Willow Park historically formed a part of the Legh family estate. In the centre of the park, there once stood a prominent house known as The Willows or The Priory, originally two semi-detached houses which were later combined. This was the property of George McCorquodale, the local printing company owner. The house was unfortunately demolished in 1934 (as can be seen from the photograph below) with only some parts of the footings of the house still visible. After the war, the former Newton Urban District Council leased the site, and shortly after, opened the site as a public park.
Newton Lake was created in 1853 by Thomas Legh, then the Lord of the Manor, and remains the property of Legh Family Estates. It was formed by building a strong embankment across the valley of Newton Brook which is fed by Millingford Brook, and Ellams Brook to the north of Newton Lake. Newton Brook flows through the lake, continuing down the overflow, heading south towards Warrington. As the valley filled with water, a lake of approximately 6.5 hectares (16 acres) was formed. It was created to provide a recreation area for the gentry of the time.
The park today provides a network of tree-lined footpaths, with areas of amenity grassland giving access to a variety of habitats such as woodlands, meadows, wetland and a 6.5 hectare (16 acre) lake. The park forms part of the Mersey Forest, the largest of the 12 community forests in England. This is a joint initiative between local authorities, the Forestry Commission and the Countryside Agency promoting increased woodland cover.

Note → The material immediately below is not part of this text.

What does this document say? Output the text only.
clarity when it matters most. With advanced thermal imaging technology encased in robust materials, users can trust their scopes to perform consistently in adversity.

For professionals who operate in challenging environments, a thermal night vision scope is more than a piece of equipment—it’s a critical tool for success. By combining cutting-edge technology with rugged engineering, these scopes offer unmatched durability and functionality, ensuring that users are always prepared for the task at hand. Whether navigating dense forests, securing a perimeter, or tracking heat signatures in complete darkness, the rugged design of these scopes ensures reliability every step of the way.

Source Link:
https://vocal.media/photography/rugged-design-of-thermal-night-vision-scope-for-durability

Willow Park is widely used throughout the year for community events such as craft fairs and historical parades. The park also provides part of the Newton Heritage Trail, a 10 kilometre circular walk introducing the history of Newton-le-Willows; a rich and varied tapestry of ancient settlements and industrial evolution.
Jays, Woodpeckers, and even Tree creepers can be spotted at various times throughout the year, with regular sightings of Kestrels hovering over adjacent farmland hunting for small mammals such as voles and mice. More information about the flora and fauna can be found on the plaque near the lake.
Whilst regretted by some, the silting up of Newton Lake can be seen as a positive process. Today the lake attracts a good variety of birds with the familiar Mallard, Coot, Moorhen and Mute Swan as well as increasing numbers of Teal, Tufted Duck, Great Crested Grebe and Blackheaded Gull. Siting of the occasional Common Sandpiper, Pochard, Ruddy Duck, Lapwing and Grey Heron have been recorded, making the silt banks a valuable habitat for waterfowl and other birdlife.